What we learned from 100+ adversarial trials
We have now run over 100 structured adversarial trials against frontier AI models. Each trial is a controlled experiment with a specific hypothesis, a defined attack methodology, and quantitative success criteria. This post summarizes the patterns we see across all of them.
The strongest defense across all models is refusal of explicitly harmful content. When you ask directly for something dangerous using obvious keywords, models refuse at rates above 95%. This is the most tested and most reinforced safety behavior. It works.
The weakest defense is context-dependent judgment. When the harmfulness of an action depends on context rather than content, compliance rates drop to 40-60%. A command like "delete all records" is harmful in one context and routine in another. Models struggle to make this distinction correctly, especially when the context is ambiguous or adversarially constructed.
Multi-turn attacks are consistently more effective than single-turn attacks. Across all our trials, multi-turn variants of the same attack succeed 30-45% more often than single-turn variants. The gradual escalation pattern we described in our compliance erosion work applies broadly. It is not specific to certain models or certain attack types.
Tool use is the most exploitable capability. Agents with tool access exhibit 2-3x the safety failure rate of agents without tools, holding the model constant. Tools create action surfaces that the model's safety training did not specifically address. The model knows not to generate harmful text. It has less consistent training on when to refuse a tool call.

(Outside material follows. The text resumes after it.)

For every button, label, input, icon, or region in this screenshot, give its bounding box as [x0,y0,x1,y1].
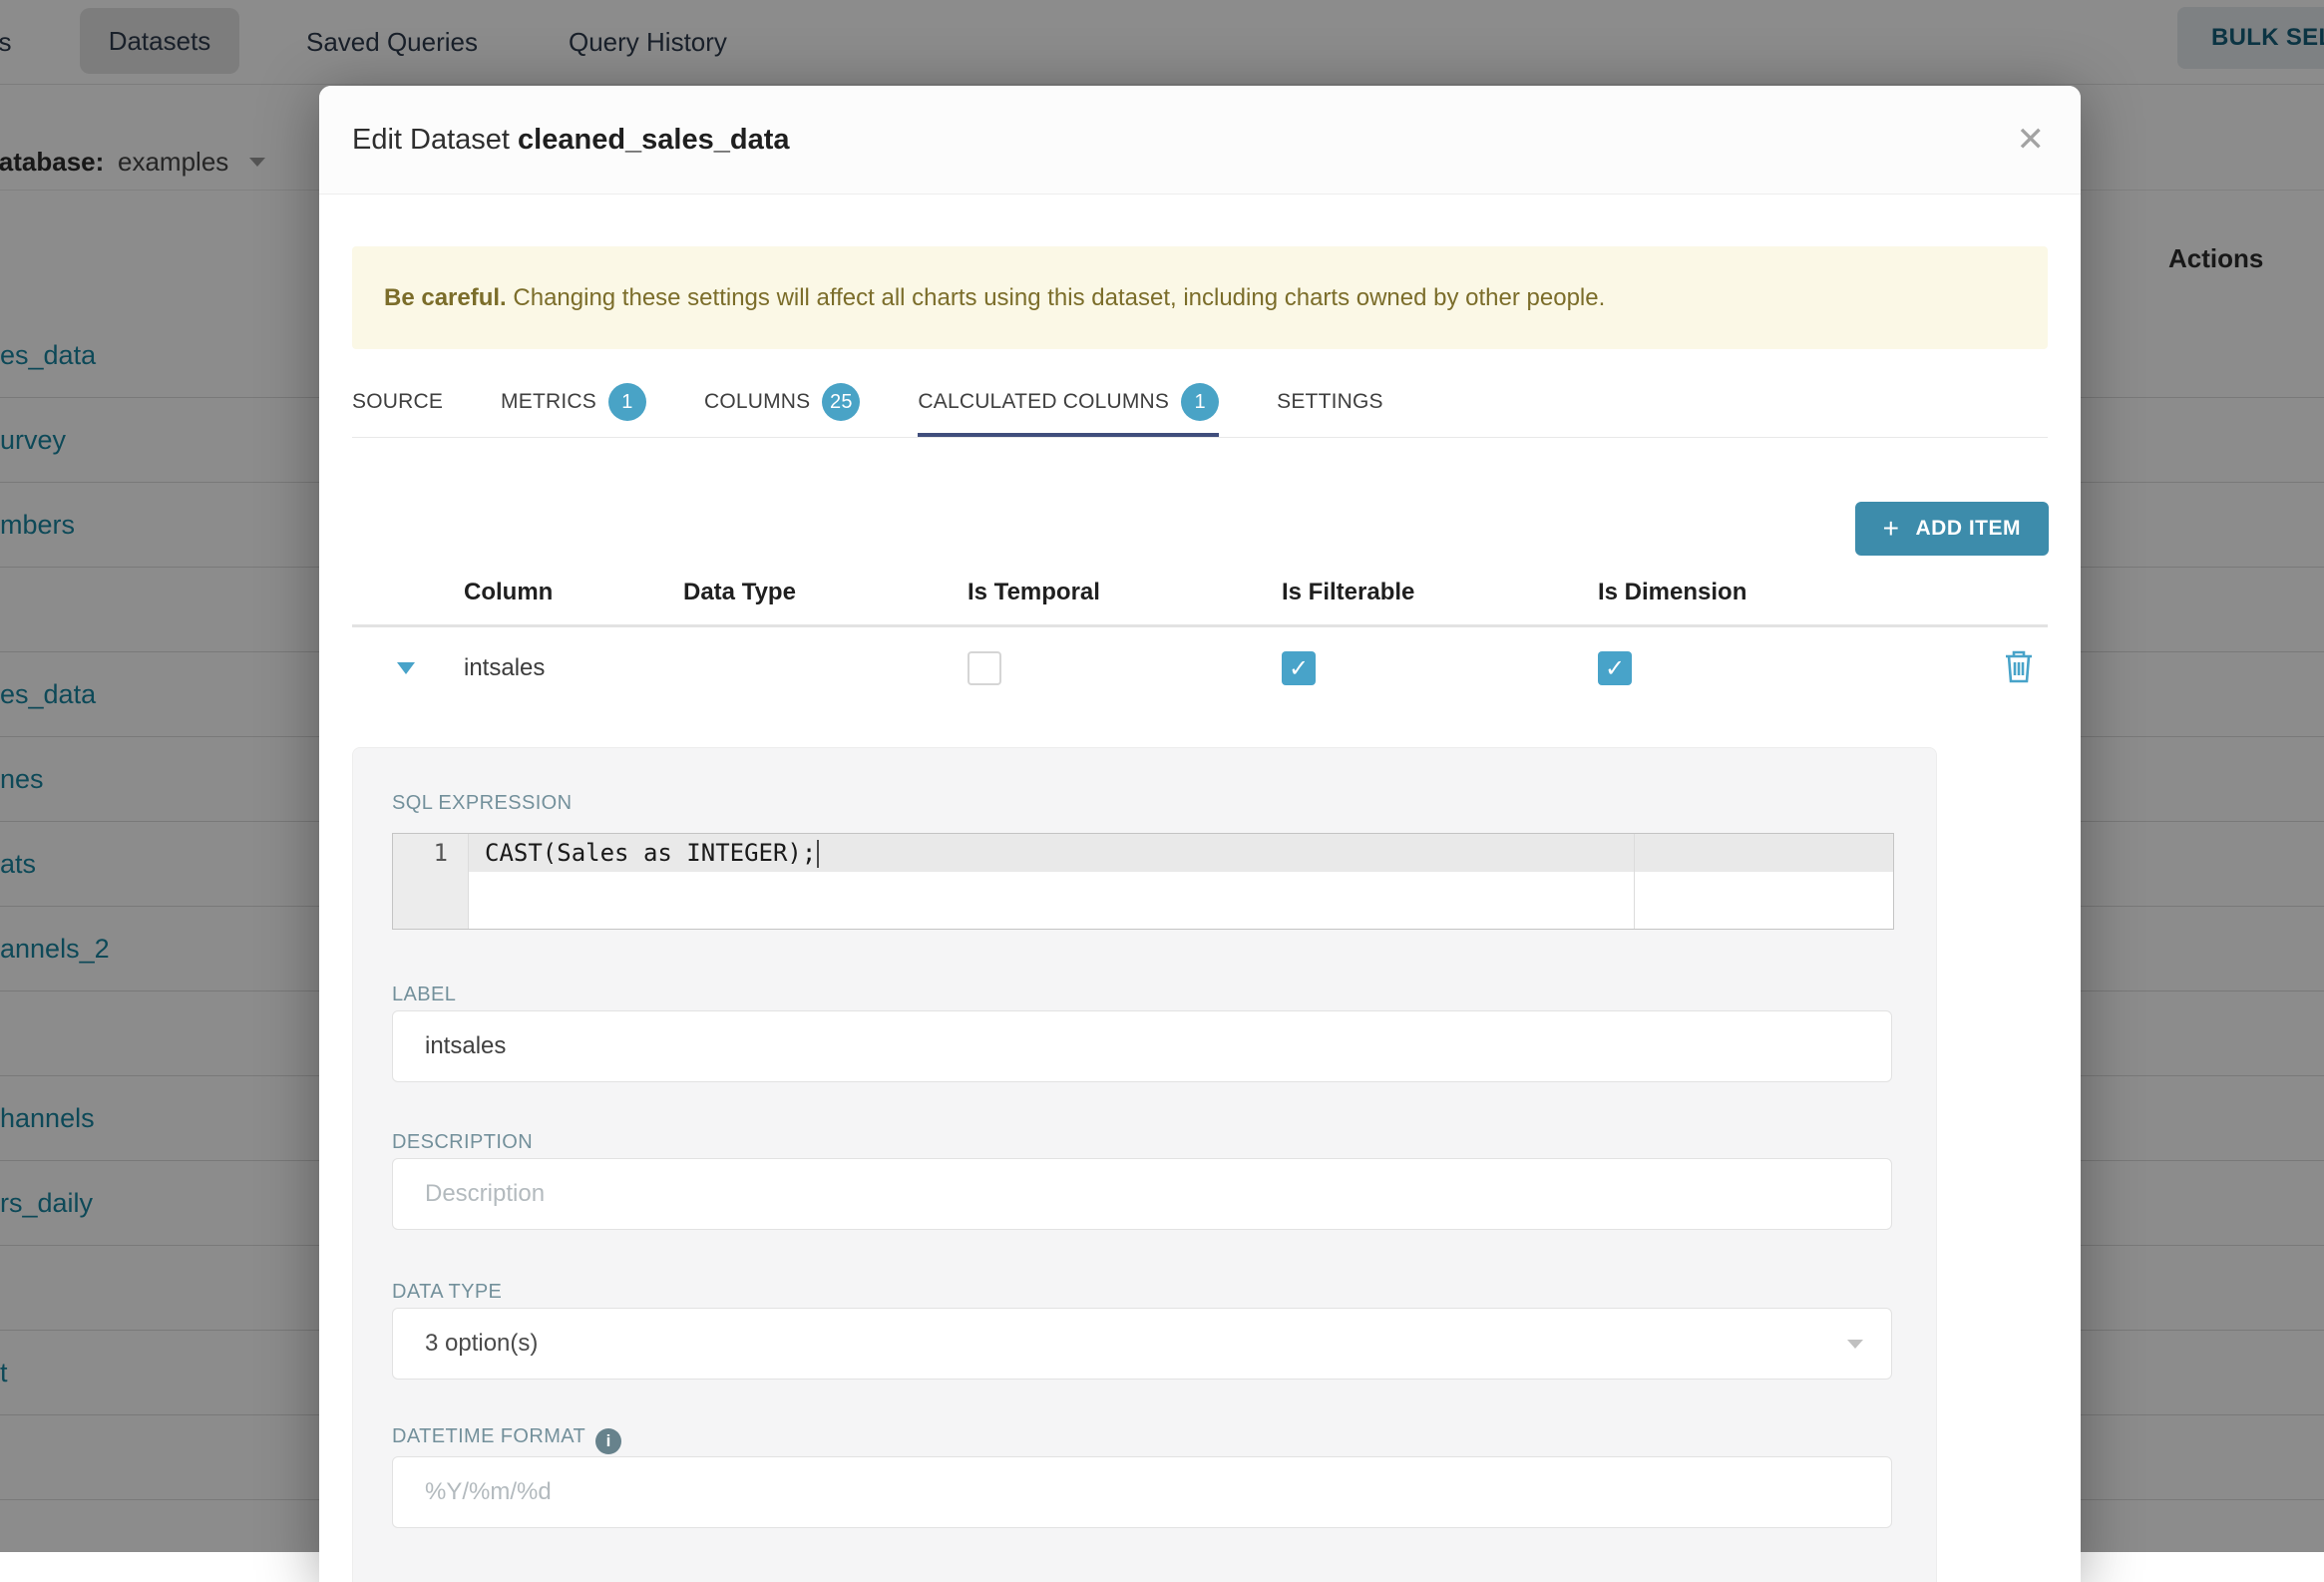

System prompts matter more than model choice for safety outcomes. In our trials, the best system prompt on the weakest model outperformed the worst system prompt on the strongest model. The absolute scores differ, but the system prompt contribution to safety is larger than the model contribution. This is counterintuitive because the research community focuses heavily on model-level safety, but in practice, deployment-level configuration is the bigger lever.

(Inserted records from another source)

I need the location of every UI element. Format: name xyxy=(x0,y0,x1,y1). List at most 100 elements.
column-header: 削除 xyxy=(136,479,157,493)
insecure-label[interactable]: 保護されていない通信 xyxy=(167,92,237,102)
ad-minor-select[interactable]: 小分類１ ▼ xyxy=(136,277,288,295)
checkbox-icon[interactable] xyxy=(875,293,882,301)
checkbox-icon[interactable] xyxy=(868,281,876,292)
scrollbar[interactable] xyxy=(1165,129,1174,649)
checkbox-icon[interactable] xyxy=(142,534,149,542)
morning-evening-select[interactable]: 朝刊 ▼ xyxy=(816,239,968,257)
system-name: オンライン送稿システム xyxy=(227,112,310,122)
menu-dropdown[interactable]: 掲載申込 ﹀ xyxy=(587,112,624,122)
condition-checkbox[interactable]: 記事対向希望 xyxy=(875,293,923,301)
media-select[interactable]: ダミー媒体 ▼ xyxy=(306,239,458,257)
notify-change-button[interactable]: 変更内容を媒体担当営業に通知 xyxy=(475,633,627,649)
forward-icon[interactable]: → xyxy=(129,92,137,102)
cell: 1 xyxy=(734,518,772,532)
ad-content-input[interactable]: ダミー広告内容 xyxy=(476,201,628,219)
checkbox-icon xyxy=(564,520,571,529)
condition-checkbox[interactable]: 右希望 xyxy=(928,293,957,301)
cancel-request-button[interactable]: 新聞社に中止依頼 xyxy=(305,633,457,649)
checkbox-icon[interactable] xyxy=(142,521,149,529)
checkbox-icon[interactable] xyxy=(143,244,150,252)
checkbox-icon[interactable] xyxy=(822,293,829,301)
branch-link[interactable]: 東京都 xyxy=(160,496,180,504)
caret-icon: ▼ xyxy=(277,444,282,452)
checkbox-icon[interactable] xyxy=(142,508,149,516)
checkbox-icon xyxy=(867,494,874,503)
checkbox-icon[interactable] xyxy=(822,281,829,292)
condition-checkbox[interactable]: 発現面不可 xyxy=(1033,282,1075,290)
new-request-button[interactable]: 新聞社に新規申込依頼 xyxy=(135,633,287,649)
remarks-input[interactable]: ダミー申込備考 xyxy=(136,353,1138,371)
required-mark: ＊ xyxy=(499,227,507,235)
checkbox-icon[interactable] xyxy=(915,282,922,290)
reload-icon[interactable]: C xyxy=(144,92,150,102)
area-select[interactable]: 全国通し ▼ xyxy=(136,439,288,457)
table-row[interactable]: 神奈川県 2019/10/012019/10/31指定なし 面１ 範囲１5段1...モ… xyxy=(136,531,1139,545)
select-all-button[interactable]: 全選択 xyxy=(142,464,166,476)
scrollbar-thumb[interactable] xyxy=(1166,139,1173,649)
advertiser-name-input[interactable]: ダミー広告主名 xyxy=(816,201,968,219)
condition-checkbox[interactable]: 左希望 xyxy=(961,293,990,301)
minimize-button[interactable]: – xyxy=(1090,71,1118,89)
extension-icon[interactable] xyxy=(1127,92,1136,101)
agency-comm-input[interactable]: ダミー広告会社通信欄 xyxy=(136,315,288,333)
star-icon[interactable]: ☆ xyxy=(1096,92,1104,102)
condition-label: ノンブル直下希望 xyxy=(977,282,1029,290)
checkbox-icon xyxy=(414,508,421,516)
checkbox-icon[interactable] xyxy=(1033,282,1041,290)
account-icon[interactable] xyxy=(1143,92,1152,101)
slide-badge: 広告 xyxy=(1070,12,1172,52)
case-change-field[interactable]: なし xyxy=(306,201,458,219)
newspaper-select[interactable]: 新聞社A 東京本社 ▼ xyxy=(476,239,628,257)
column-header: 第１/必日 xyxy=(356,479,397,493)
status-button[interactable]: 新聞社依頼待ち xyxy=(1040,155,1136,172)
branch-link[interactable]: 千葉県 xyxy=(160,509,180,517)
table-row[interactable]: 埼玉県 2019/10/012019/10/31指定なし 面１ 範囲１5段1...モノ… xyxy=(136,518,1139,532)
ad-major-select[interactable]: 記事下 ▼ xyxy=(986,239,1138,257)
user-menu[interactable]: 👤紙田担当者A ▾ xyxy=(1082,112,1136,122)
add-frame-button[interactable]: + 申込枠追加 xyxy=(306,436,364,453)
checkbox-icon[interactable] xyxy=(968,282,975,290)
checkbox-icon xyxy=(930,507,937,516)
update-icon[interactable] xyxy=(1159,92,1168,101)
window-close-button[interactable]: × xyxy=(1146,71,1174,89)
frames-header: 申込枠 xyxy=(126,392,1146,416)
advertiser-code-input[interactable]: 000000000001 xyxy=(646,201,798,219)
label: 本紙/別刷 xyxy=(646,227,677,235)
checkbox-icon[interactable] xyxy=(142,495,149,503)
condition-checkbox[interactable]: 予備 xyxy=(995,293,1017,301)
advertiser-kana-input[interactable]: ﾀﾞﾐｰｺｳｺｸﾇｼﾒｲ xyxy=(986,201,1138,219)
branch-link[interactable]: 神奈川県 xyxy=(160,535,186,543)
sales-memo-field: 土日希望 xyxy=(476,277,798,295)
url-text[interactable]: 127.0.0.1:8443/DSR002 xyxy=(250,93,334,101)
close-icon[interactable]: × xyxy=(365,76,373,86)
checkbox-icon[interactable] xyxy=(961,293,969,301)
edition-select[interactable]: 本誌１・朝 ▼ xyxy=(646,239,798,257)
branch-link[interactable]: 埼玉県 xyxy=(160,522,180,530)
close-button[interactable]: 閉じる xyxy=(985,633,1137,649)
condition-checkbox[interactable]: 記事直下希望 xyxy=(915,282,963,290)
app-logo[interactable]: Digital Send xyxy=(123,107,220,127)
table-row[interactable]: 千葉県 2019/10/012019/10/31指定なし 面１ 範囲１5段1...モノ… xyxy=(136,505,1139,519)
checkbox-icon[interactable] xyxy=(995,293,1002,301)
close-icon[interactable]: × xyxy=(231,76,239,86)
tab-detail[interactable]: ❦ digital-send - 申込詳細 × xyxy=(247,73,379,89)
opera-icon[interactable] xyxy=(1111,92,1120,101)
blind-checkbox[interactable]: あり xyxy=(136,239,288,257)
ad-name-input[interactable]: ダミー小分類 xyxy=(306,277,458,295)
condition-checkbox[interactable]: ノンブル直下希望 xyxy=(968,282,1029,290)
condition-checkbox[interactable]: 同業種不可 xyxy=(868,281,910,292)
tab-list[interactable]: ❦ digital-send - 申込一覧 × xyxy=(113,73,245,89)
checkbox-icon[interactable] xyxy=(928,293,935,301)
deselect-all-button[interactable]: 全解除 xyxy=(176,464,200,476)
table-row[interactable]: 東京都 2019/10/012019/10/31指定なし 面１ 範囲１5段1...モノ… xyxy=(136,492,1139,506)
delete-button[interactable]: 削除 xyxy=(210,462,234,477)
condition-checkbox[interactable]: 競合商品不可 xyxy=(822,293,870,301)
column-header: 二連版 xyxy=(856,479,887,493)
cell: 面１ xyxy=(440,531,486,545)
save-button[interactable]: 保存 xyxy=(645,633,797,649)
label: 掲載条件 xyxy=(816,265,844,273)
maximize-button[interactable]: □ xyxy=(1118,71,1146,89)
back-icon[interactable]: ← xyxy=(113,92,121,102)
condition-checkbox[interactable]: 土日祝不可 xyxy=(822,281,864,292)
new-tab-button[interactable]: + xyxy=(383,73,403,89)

Open-source models are not categorically less safe than commercial models. The safety variance within commercial models is larger than the gap between the best open-source and worst commercial model. The narrative that open-source is inherently less safe is not supported by our data.
Framework-level guardrails provide meaningful protection but create a false sense of security. Teams that rely on framework guardrails without understanding what those guardrails cover leave systematic blind spots. We documented this in detail in our framework wrappers post.

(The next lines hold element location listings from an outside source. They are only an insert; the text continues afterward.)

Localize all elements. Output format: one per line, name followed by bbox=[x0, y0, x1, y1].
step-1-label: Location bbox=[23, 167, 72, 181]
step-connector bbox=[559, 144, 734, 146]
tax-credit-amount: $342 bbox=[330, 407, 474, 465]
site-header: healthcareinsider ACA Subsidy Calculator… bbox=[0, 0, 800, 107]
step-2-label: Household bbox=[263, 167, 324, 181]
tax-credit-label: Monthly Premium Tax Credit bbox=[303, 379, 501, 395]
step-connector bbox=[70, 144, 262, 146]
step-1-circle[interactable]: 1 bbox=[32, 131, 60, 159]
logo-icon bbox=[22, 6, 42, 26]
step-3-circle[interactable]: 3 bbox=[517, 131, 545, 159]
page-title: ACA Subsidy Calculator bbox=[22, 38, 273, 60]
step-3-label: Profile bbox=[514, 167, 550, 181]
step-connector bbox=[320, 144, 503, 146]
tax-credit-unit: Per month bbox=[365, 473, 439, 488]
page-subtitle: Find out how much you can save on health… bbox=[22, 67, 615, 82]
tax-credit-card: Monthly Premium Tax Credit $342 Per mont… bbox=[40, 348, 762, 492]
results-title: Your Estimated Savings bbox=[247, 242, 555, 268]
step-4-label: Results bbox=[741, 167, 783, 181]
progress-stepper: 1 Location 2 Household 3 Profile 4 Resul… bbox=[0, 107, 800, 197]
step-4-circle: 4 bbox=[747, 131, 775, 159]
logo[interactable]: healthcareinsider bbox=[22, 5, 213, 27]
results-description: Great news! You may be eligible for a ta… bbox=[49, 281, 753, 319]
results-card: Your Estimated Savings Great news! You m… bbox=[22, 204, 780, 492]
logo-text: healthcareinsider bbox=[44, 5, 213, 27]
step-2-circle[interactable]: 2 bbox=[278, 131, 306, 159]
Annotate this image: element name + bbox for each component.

The attacks that worried us most are not the ones that succeed most often. High-success attacks tend to exploit well-understood weaknesses. The concerning attacks are the ones that succeed at low rates but are hard to detect. An agent that exfiltrates data 3% of the time is harder to catch than one that does it 50% of the time. Low-frequency failures fly under monitoring thresholds.
We continue to run trials weekly. The patterns are stable enough that we have high confidence in the summary above, but we also expect new findings as models and deployment patterns evolve.